Vamos voltar, agora, a esmiuçar um pouco mais a questão da renda. Os projetos de geração trabalham na confecção de produtos, que entram em certos circuitos econômicos, que a partir de suas exigências mercadológicas, muitas vezes, acabam determinando a “cara”, a forma final do produto. Vemos, dessa maneira, uma inserção clara na lógica do mercado, que pode operar, dentro dos projetos de geração de renda da Saúde Mental, como um fator que serializa a produção, contendo, desse modo, os desvios. Apesar de não estarmos lidando com produtos industrializados, mas com produtos artesanais, a produção acaba sendo comprometida por um modo de se executar o trabalho que visa o mercado e não os sujeitos envolvidos no processo, padronizando, dessa forma, a própria produção artesanal. Muitas vezes, em projetos de geração de renda, pode-se observar que o próprio técnico ou oficineiro, responsável pelas atividades, privilegia uma mera imitação do modelo prescrito, fazendo com que o desvio se constitua como erro ao padrão.

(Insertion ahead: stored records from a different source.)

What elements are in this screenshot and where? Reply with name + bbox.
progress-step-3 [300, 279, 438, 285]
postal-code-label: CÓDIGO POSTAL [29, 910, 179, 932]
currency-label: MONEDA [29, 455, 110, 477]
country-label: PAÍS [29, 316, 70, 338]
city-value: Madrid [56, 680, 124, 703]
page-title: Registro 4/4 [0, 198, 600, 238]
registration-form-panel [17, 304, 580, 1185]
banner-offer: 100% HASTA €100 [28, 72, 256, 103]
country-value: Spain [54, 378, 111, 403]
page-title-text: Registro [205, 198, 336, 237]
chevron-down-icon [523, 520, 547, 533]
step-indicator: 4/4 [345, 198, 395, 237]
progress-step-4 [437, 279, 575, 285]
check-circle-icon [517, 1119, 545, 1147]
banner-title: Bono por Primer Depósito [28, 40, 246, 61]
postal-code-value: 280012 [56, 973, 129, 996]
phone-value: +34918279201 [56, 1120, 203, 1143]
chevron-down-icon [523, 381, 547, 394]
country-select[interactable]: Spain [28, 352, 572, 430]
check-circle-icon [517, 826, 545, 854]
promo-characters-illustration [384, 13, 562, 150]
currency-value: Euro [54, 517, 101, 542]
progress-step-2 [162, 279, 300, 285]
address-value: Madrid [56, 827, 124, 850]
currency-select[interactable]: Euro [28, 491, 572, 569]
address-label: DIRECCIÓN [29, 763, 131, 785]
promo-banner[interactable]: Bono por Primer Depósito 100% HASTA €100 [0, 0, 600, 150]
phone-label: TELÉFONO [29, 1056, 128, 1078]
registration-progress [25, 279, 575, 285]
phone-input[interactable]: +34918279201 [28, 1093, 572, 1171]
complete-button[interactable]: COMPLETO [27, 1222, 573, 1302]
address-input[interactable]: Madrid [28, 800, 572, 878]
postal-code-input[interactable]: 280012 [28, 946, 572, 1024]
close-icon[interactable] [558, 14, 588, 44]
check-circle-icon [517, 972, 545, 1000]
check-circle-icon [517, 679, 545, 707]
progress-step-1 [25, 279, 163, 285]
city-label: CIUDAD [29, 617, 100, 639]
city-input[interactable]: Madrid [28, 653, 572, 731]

Com o intuito de combater essa padronização patológica do trabalho, a Dasdoida, em sua produção, coloca-se como um espaço aberto a todo e qualquer tipo de suposto erro. No processo de silkagem, como já foi exemplificado, durante o momento de transposição da arte da tela para a roupa, pode ocorrer algum borramento, respingo de tinta, apagamento da estampa, disposição não centralizada etc. Esses desvios, longe de serem condenados ou punidos, muitas vezes são valorizados pelo próprio efeito de diferenciação que eles geram na roupa e nos sujeitos que acompanham ou realizam a atividade. Os participantes são apresentados à técnica de silkagem por alguém mais experiente, mas como essa técnica será utilizada, além de ser uma incógnita, é o que permite a emergência da subjetividade. Portanto, não se trata de um regime tecnocrático, mas de uma organização que desorganiza a todo instante e que (re)inventa técnicas.

[1] Participou, por exemplo, da III Feira de Saúde Mental e Economia Solidária, que ocorreu no dia 29 de maio de 2010, na Escola de Enfermagem da USP.